PCB Troubleshooting approaches
PCB troubleshooting is a delicate process not only because the boards themselves are small in scale but because each of the individual components that comprises it is also sensitive. Repair techs must approach PCB maintenance with a keen eye for detail and mind for careful handling.
To uncover the reason or reasons behind a PCB failure, it’s important to be methodical in troubleshooting and inspecting. Here are the four crucial steps to take — ranging from broad inspection to detailed troubleshooting — to get to the bottom of a PCB malfunction:
- Visual inspections — You can see a lot through a visual inspection. Burned or eroded components are the easiest to spot, which signal overheating issues or chemical fluid leakage as reasons for malfunction. You can also identify missing components, indicating a flawed or defective board. Finally, clean away debris before probing the board deeper for issues.
- Physical inspections — With the board under load, a physical inspection may yield additional insights. Hot spots are easy to feel, which can signal potential burnt components that may not be visually identifiable.

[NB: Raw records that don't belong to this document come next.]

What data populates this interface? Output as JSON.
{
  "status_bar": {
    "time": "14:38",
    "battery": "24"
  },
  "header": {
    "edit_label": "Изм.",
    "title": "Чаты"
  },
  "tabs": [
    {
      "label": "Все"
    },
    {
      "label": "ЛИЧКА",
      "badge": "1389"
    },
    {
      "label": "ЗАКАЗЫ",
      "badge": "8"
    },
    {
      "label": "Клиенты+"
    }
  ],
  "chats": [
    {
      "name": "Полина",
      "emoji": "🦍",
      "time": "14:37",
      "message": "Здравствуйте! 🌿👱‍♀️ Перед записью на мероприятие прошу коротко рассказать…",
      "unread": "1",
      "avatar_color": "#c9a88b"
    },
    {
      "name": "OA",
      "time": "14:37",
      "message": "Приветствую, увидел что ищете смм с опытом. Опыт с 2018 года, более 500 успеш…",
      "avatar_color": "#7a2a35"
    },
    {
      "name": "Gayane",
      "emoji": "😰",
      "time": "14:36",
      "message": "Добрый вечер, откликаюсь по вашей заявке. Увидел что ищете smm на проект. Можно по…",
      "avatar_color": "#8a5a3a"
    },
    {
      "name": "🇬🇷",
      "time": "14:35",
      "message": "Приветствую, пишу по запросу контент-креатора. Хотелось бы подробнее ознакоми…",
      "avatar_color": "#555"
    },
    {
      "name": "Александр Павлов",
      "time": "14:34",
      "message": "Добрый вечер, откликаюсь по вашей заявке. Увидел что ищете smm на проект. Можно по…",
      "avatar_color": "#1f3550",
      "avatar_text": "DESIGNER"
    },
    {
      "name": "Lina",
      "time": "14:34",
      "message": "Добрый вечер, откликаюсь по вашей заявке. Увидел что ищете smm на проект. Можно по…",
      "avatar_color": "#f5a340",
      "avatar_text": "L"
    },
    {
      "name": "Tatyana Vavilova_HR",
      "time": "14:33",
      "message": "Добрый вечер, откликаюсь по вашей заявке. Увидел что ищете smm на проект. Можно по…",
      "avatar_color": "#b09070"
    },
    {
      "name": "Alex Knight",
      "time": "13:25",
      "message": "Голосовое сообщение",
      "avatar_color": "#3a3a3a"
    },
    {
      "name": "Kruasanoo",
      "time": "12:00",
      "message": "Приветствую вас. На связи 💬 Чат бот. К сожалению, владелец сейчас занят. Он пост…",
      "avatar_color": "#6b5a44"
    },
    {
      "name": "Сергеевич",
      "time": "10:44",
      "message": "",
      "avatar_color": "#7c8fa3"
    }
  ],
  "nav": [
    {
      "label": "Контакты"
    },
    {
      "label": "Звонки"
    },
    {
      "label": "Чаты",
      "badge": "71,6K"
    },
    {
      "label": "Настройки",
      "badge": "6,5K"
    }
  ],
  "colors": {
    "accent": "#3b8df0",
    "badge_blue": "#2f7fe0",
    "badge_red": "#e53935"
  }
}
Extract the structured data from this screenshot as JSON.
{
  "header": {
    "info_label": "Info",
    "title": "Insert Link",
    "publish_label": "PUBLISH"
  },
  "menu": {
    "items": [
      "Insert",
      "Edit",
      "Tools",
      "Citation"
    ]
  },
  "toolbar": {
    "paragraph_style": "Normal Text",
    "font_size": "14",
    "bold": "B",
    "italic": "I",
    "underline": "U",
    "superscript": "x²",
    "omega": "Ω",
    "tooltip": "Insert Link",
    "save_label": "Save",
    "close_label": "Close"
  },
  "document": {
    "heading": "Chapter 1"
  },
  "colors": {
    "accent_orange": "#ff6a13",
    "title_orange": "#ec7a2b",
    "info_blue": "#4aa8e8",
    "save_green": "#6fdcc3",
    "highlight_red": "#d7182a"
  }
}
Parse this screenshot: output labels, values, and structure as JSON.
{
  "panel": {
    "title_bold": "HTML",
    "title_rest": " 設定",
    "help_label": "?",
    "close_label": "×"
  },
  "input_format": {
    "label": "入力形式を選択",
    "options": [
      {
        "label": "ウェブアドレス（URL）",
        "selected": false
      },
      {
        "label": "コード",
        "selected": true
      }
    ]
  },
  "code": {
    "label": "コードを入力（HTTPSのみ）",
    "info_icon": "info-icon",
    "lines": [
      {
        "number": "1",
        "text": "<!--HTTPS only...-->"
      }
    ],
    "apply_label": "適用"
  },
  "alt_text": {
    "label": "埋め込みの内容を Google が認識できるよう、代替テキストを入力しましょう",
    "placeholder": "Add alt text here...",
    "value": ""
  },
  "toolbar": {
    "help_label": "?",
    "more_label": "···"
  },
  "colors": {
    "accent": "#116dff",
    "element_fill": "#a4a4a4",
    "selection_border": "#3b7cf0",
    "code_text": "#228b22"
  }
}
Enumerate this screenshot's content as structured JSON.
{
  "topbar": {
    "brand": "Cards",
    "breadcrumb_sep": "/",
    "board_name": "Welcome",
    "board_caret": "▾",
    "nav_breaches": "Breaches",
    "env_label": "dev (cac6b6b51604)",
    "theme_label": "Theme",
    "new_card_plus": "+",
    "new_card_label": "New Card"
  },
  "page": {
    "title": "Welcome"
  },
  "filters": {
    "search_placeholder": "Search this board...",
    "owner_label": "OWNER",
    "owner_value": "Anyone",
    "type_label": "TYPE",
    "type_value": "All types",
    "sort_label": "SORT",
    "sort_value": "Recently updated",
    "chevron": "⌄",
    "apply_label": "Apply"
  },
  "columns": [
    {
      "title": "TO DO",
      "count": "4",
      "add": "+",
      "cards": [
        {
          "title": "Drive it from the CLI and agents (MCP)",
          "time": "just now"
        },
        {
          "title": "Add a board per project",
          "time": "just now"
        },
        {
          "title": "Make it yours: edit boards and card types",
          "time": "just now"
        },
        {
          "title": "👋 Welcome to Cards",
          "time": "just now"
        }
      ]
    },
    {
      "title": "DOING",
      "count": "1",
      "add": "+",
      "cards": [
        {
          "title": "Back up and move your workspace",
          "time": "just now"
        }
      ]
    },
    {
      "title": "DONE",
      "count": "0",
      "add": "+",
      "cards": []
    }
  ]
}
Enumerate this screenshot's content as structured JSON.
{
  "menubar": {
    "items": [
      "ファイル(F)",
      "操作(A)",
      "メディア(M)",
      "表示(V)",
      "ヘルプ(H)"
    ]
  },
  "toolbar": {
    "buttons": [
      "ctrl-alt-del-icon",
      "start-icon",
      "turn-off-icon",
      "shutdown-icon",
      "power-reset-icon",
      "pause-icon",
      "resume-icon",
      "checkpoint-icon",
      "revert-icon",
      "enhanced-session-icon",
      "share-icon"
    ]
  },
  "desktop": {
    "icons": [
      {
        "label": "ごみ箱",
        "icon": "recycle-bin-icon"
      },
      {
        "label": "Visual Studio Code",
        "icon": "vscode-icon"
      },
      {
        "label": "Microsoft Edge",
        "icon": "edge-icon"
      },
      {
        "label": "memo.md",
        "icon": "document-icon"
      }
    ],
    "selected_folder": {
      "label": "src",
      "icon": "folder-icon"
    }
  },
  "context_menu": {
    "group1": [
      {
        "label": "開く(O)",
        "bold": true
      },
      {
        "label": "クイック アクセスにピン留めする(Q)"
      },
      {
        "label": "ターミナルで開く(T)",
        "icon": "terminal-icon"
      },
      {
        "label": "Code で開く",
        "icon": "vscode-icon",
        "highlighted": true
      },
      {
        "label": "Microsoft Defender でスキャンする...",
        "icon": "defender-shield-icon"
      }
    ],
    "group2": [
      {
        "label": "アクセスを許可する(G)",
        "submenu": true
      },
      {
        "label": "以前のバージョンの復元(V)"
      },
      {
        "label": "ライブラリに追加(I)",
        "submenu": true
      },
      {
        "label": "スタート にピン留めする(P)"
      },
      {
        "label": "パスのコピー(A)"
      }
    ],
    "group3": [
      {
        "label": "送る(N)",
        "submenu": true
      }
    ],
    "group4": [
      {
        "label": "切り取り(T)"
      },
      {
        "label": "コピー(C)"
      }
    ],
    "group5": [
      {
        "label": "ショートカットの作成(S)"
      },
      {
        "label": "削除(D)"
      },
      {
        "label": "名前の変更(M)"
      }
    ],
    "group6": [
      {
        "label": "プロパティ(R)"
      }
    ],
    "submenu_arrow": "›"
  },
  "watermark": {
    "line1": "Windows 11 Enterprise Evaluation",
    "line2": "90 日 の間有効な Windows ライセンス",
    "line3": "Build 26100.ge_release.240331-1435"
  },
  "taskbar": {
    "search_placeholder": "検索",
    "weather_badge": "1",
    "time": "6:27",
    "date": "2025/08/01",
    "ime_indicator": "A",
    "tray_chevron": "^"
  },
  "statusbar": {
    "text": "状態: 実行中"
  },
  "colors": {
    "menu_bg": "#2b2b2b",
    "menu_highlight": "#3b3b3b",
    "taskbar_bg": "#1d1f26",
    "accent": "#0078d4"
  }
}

Probing with an oscilloscope can also help detect impedance issues resulting from age-related power problems.
- Component testing — Delving deeper into the PCB’s many components, you can test the integrity of batteries, capacitors, resistors, inductors, diodes, switches, and transistors. Use a multimeter to compare values to factory standards to spot discrepancies. Often, it’s these individual components that fail and eventually lead to larger failures of the entire PCB.
- Integrated circuit testing — A final stage of PCB troubleshooting involves testing integrated circuits (ICs). An oscilloscope also comes in handy here. Unfortunately, it can be difficult to test ICs, depending on how many are present on a PCB or the nature of the circuit itself. The best approach is to identify a known good circuit and test all ICs against it to recognize problematic ones.
Following these four steps helps ensure techs give complete and thorough attention to each circuit board during troubleshooting. The methodical nature of this approach also allows repair techs to assess all the common causes of PCB failure so they don’t overlook issues.
What to do with a failed PCB
What happens if your PCB suffers a catastrophic failure? According to the United States Environmental Protection Agency (EPA), there is an amalgam of hazardous parts within PCBs that necessitate proper disposal. Turn over PCBs to a recognized recycling authority so professionals can properly strip them of their materials and salvage their parts.
Like any part of industrial machinery that’s worked tirelessly each day, PCBs need a little attention and some minor repairs to stay functional. Heading off issues with a thorough inspection means preventing the type of catastrophic failure that might warrant recycling!